Ella se detiene y le mira de frente, dirigiendo hacia él su nariz recta y su barbilla altiva. Sus ojos son negros y chispeantes, y tiene los pómulos marcados. Es guapa sin estridencias, pero sobre todo es carismática.
—Sí, soy yo, ¿qué desea?
—Me llamo Cristóbal Balenciaga, permítame que le exprese la admiración que siento por su moda.
Gabrielle le corrige, enarcando las cejas con fastidio:
—Ah, no, no, monsieur. Los demás siguen una moda, yo creo un estilo. La moda está diseñada para que la maten. Por Dios, ¡si la moda es la única cosa que envejece más rápido que las mujeres! Mis creaciones, sin embargo, permanecerán cuando yo ya no esté aquí, no tenga ninguna duda de ello.
Chanel viste como le da la gana porque no teme a nada ni a nadie, está habituada a codearse con los personajes más rompedores de la esfera cultural parisina; hace solo unos meses que ha entablado amistad con Pablo Picasso, su alter ego en el mundo de la pintura.
Él sonríe con timidez y asiente ante la perorata de su interlocutora. Carraspea.
—Verá, acabo de abrir mi propia casa en San Sebastián. Tengo previsto presentar mi primera colección el año que viene y…
Chanel no le deja terminar la frase.
—Pues le deseo suerte y, sobre todo, ambición. Fíjese: ambición es una palabra que no temo emplear y usted tampoco debería huir de ella.
Cristóbal trata de retomar su discurso. Quiere impresionarla.
—Lo cierto es que me gustaría cambiar la visión de las cosas, igual que ha hecho usted al eliminar… digamos las tonterías de la ropa de la mujer. Si me permite que le confiese un secreto, no hay nada que me moleste más que lo cursi.
Ahora Chanel relaja el gesto, dispuesta a bromear.
—Le comprendo. Una mujer elegante tiene que poder ir a la compra sin dar risa a las amas de casa. Ya se sabe que el que ríe siempre tiene razón, ¿no es así?
A continuación se pone seria de nuevo, hace una pausa un tanto melodramática, mira a lo lejos —como si tuviera a un gran auditorio pendiente de sus palabras— y vuelve a hablar:
—Verdaderamente pienso que un vestido que no resulta cómodo es un fracaso. Un vestido no es un vendaje. Está hecho para ser llevado. Se lleva con los hombros. Un vestido tiene que colgarse de los hombros, eso es. —Le da un toquecito en el brazo, como para dar la conversación por finalizada—. Espero que volvamos a vernos, monsieur.
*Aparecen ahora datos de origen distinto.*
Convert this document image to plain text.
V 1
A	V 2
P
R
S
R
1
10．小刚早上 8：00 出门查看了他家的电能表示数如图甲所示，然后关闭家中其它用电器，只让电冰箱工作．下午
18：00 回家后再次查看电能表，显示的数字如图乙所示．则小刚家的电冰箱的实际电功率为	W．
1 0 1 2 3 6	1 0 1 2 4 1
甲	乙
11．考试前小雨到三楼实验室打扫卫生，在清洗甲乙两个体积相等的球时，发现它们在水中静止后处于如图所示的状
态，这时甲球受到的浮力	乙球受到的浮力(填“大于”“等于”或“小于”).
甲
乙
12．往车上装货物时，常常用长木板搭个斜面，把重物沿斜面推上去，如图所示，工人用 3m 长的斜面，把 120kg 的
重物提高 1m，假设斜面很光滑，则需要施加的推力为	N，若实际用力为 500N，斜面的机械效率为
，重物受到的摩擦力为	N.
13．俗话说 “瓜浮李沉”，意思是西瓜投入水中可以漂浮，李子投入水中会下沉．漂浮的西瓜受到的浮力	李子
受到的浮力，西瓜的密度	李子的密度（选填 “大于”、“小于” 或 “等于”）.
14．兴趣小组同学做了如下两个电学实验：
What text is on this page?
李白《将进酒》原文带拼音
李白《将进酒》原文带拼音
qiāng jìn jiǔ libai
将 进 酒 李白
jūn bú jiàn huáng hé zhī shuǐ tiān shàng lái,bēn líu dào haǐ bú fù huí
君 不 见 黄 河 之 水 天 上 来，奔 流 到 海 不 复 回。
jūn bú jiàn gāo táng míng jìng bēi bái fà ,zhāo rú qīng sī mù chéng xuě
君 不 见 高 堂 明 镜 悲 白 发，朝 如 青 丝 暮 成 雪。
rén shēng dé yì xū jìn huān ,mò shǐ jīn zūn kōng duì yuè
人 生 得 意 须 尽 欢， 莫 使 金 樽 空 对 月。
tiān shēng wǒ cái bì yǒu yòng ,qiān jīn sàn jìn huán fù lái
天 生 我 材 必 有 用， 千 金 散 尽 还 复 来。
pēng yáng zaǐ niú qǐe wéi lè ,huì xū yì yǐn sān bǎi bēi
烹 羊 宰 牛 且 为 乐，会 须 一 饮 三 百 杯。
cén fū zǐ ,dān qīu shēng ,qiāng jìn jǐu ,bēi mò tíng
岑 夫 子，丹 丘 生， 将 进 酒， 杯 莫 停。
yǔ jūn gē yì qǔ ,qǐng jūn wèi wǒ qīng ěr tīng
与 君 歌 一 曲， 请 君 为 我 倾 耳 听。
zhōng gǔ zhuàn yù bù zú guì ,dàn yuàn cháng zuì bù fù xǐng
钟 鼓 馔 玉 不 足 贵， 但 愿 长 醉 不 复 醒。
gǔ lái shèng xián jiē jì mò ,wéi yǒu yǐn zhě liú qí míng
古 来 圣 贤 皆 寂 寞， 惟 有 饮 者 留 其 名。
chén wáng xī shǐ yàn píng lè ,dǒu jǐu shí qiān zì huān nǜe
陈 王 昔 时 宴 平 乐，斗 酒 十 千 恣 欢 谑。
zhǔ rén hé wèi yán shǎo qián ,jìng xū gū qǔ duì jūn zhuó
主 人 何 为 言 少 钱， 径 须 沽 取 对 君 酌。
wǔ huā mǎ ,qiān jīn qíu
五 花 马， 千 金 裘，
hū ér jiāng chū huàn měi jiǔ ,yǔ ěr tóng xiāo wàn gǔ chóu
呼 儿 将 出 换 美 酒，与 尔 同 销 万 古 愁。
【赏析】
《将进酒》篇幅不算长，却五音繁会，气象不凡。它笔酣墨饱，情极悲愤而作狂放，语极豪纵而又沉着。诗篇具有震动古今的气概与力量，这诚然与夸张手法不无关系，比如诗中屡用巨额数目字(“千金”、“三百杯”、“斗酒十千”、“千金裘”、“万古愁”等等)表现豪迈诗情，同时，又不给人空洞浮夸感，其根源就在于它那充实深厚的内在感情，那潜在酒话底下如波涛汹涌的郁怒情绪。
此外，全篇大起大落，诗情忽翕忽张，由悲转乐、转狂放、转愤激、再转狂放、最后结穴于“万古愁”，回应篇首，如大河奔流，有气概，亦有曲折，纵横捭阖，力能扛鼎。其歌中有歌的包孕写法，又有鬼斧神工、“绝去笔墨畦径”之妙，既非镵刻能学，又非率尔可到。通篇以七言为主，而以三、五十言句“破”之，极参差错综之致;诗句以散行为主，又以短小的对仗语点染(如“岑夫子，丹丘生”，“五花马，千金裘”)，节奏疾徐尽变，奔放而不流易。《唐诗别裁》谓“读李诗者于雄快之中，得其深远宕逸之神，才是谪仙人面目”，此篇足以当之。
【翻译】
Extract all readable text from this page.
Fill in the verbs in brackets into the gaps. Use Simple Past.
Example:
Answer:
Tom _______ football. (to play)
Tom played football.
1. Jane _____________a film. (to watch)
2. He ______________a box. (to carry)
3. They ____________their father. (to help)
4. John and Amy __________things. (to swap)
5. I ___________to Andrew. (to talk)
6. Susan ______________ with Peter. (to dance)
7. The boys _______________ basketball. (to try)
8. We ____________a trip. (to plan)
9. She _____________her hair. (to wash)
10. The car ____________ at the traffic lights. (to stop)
Gabrielle continúa su camino y Cristóbal la sigue con la mirada, detectando un detalle en el que no había caído antes: su vestido tiene bolsillos. La modista, que es más bien pequeña de estatura, mete las manos en ellos con indiferencia, en un gesto muy masculino. Allá va una mujer imparable escapando de su sino de niña pobre abandonada en un convento. Y quien la mira también está en proceso de burlar lo que el destino había deparado para él, pues definitivamente ya nunca patroneará un barco como su padre ni tampoco abrazará el sacerdocio como su tío, pero en cambio está casi listo para entrar en el olimpo de los dioses de la moda.